Lorraine Hansberry (May 19, 1930 – January 12, 1965) was an African American playwright and author of political speeches, letters, and essays. Her best known work, A Raisin in the Sun, was inspired by her family's legal battle against racially segregated housing laws in the Washington Park Subdivision of the South Side of Chicago during her childhood.
Hansberry attended the University of Wisconsin–Madison, but found college to be uninspiring and left in 1950 to pursue her career as a writer in New York City, where she attended The New School. She worked on the staff of the Black newspaper Freedom under the auspices of Paul Robeson, and also worked with W. E. B. DuBois, whose office was in the same building. A Raisin in the Sun was written at this time, and was a huge success. It was the first play written by an African-American woman to be produced on Broadway. At 29 years, she became the youngest American playwright and only the 5th woman to receive the New York Drama Critics Circle Award for Best Play. While many of her other writings were published in her lifetime - essays, articles, and the text for the SNCC book The Movement, the only other play given a contemporary production was The Sign in Sidney Brustein's Window.
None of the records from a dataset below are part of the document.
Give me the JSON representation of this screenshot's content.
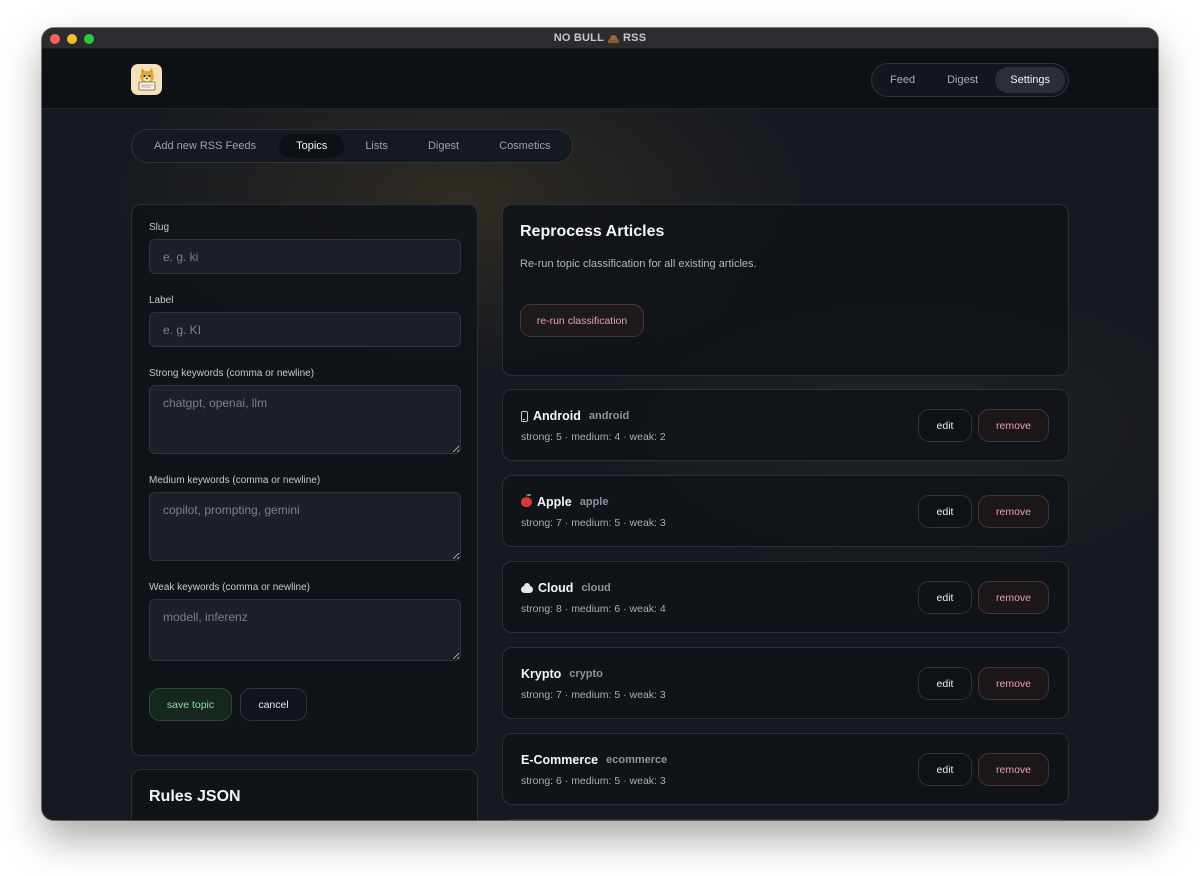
{
  "window": {
    "title": "NO BULL",
    "title_suffix": "RSS",
    "title_icon": "poo-icon"
  },
  "header": {
    "logo_icon": "doge-newspaper-logo",
    "nav": [
      {
        "label": "Feed",
        "active": false
      },
      {
        "label": "Digest",
        "active": false
      },
      {
        "label": "Settings",
        "active": true
      }
    ]
  },
  "subnav": {
    "tabs": [
      {
        "label": "Add new RSS Feeds",
        "active": false
      },
      {
        "label": "Topics",
        "active": true
      },
      {
        "label": "Lists",
        "active": false
      },
      {
        "label": "Digest",
        "active": false
      },
      {
        "label": "Cosmetics",
        "active": false
      }
    ]
  },
  "form": {
    "slug": {
      "label": "Slug",
      "value": "",
      "placeholder": "e. g. ki"
    },
    "label": {
      "label": "Label",
      "value": "",
      "placeholder": "e. g. KI"
    },
    "strong": {
      "label": "Strong keywords (comma or newline)",
      "value": "",
      "placeholder": "chatgpt, openai, llm"
    },
    "medium": {
      "label": "Medium keywords (comma or newline)",
      "value": "",
      "placeholder": "copilot, prompting, gemini"
    },
    "weak": {
      "label": "Weak keywords (comma or newline)",
      "value": "",
      "placeholder": "modell, inferenz"
    },
    "save_label": "save topic",
    "cancel_label": "cancel"
  },
  "rules": {
    "title": "Rules JSON"
  },
  "reprocess": {
    "title": "Reprocess Articles",
    "description": "Re-run topic classification for all existing articles.",
    "button_label": "re-run classification"
  },
  "topics": [
    {
      "icon": "phone-icon",
      "label": "Android",
      "slug": "android",
      "stats": "strong: 5 · medium: 4 · weak: 2"
    },
    {
      "icon": "apple-icon",
      "label": "Apple",
      "slug": "apple",
      "stats": "strong: 7 · medium: 5 · weak: 3"
    },
    {
      "icon": "cloud-icon",
      "label": "Cloud",
      "slug": "cloud",
      "stats": "strong: 8 · medium: 6 · weak: 4"
    },
    {
      "icon": "",
      "label": "Krypto",
      "slug": "crypto",
      "stats": "strong: 7 · medium: 5 · weak: 3"
    },
    {
      "icon": "",
      "label": "E-Commerce",
      "slug": "ecommerce",
      "stats": "strong: 6 · medium: 5 · weak: 3"
    }
  ],
  "topic_actions": {
    "edit_label": "edit",
    "remove_label": "remove"
  },
  "colors": {
    "background": "#151920",
    "header": "#0d1015",
    "card": "#101319",
    "save_accent": "#8fd9a1",
    "danger_accent": "#e8a0aa"
  }
}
In 1961, Hansberry was set to replace Vinnette Carroll as the director of the musical, Kicks and Co, after its try-out at Chicago's McCormick Place. It was written by Oscar Brown, Jr. and featured an interracial cast including Lonnie Sattin, Nichelle Nichols, Vi Velasco, Al Freeman, Jr., Zabeth Wilde and Burgess Meredith in the title role of Mr. Kicks. A satire involving miscegenation, the $400,000 production was co-produced by her husband Robert Nemiroff, but despite a warm reception in the Windy City, the show never made it to Broadway.